Je suis particulièrement honorée de pouvoir vous adresser ces quelques propos pour des raisons qui tiennent à ma qualité de conseillère aux Etats du canton de Genève et pour des raisons personnelles.
Nous fêtons cette année le 50ème anniversaire de la Convention de Genève relative au statut des réfugiés et le 20ème anniversaire de notre première loi sur l'asile.
Genève est souvent qualifiée de "capitale de l'humanitaire". Un titre qui m’interpelle car l' "humanitaire" devrait avoir pour "capitale" le monde entier.
Mais il est exact que l’histoire et l’engagement de certains de mes compatriotes ont fait de Genève un lieu exceptionnel d’ouverture et d’accueil qui est à l’origine de « l’Esprit de Genève ». Sans Jean Calvin, Genève n’avait pas été la terre d’accueil privilégiée des protestants après la révocation de l’Édicte de Nantes. Sans Henri Dunant, la Croix Rouge n’existerait pas et les victimes des conflits armés ne bénéficieraient pas d’une protection.
Sans William Rappard, Genève ne serait pas devenue le centre européen des organisations internationales et n’accueillerait pas le Haut commissariat aux réfugiés.
La loi sur l’asile traduit notre volonté d’accueil. Elle concrétise notre esprit d’ouverture.
Je me souviens d’une réflexion quelque peu iconoclaste d’un de mes anciens collègues lors de la dernière révision de la loi sur l’asile. Pour lui, l’existence d’une loi sur l’asile était problématique. Il trouvait difficile de faire de bonnes lois dans un tel domaine, car elles comporteront toujours une part d’arbitraire et de frustration en regard des moyens dont nous disposons et l’ampleur des besoins.
J’avais été interloquée car il est vrai que l’absence de loi sur l’asile ne nous avait pas empêchés d’accueillir les Hongrois et les Tchèques.
Mais l’ampleur des tragédies qui se sont succédées depuis 20 ans et les exigences de notre démocratie directe rendent nécessaire un cadre juridique sur lequel le peuple puisse se prononcer.
Les raisons personnelles me rapprochent de l’artiste que nous honorons ce soir, Schang Hutter.
Suissesse de l’étranger, née à Lyon pendant la deuxième guerre, ma mémoire d’enfant reste marquée par les bombardements, la course aux abris, et les problèmes lancinants que rencontraient mes parents pour nourrir leurs trois enfants.
Et je n’ai jamais oublié que sous l’égide de la Croix Rouge, j’ai été accueillie, nourrie, soignée, choyée pendant trois mois par une famille de Delémont.
Bien des enfants ont bénéficié, comme moi, de la générosité des familles de notre pays. Qu’elles trouvent dans mes propos l’expression de notre reconnaissance. Car cela n’est parfois pas évident. Le choc des cultures, la confrontation soudaine et brutale à une société de consommation, où tout semble accessible, demandent compréhension, patience et tolérance. Le témoignage sur les tragédies, dont sont victimes les populations, est une nécessité.
Et qui mieux qu’un artiste pourrait le faire ?
La musique, la peinture, le cinéma et la sculpture sont des vecteurs privilégiés pour traduire cette détresse.
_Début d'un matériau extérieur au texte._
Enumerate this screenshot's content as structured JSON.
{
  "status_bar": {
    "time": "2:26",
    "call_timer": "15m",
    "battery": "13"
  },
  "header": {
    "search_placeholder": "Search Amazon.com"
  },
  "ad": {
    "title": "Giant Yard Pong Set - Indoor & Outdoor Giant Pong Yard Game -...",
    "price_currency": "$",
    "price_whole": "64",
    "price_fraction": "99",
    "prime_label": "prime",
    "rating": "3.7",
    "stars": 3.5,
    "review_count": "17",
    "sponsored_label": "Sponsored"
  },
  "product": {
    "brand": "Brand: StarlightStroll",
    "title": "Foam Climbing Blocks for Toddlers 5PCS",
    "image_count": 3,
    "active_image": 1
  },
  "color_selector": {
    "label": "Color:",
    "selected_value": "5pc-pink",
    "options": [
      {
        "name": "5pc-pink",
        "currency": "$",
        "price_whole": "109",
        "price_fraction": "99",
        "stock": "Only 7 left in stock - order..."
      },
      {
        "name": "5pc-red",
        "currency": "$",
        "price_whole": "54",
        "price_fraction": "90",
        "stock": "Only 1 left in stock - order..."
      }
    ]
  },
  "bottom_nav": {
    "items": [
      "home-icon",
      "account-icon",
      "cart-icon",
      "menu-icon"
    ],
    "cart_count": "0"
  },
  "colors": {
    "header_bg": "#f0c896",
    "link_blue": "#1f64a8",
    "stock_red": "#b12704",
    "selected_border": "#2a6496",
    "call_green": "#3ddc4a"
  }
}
L’oeuvre d’art est indissociable du témoignage qu’elle veut apporter.
Et grâce aux oeuvres que vous nous permettez d’admirer, Monsieur Hutter, nous sommes confrontés à toute la fragilité, la vulnérabilité, l’appel de ceux qui ont été persécutés en raison de leur appartenance ethnique, politique ou religieuse.
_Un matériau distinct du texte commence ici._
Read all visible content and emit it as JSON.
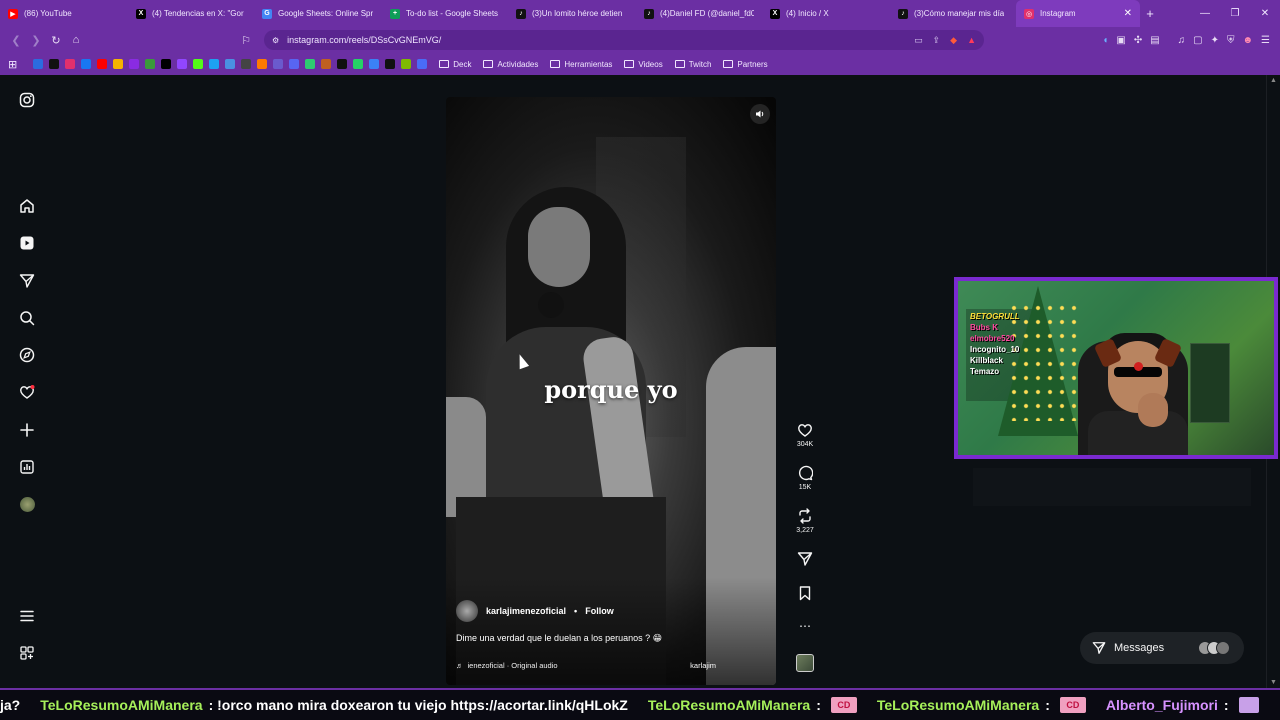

Permettez-moi pour clore ces quelques propos, de remercier l’office des réfugiés pour cette magnifique exposition. Elle permet de créer le dialogue avec notre population.
Mesdames et Messieurs les collaboratrices et collaborateurs de l’ODR, soyez remerciés pour votre engagement au quotidien. Nous sommes conscients que vous remplissez une des tâches les plus difficiles qui est confiée à un Office fédéral et vous le faites bien. A ce titre, vous jouez un rôle fondamental pour que la Suisse garde sa vocation d’accueil et vous êtes porteur des espoirs que nous avons pour un monde meilleur.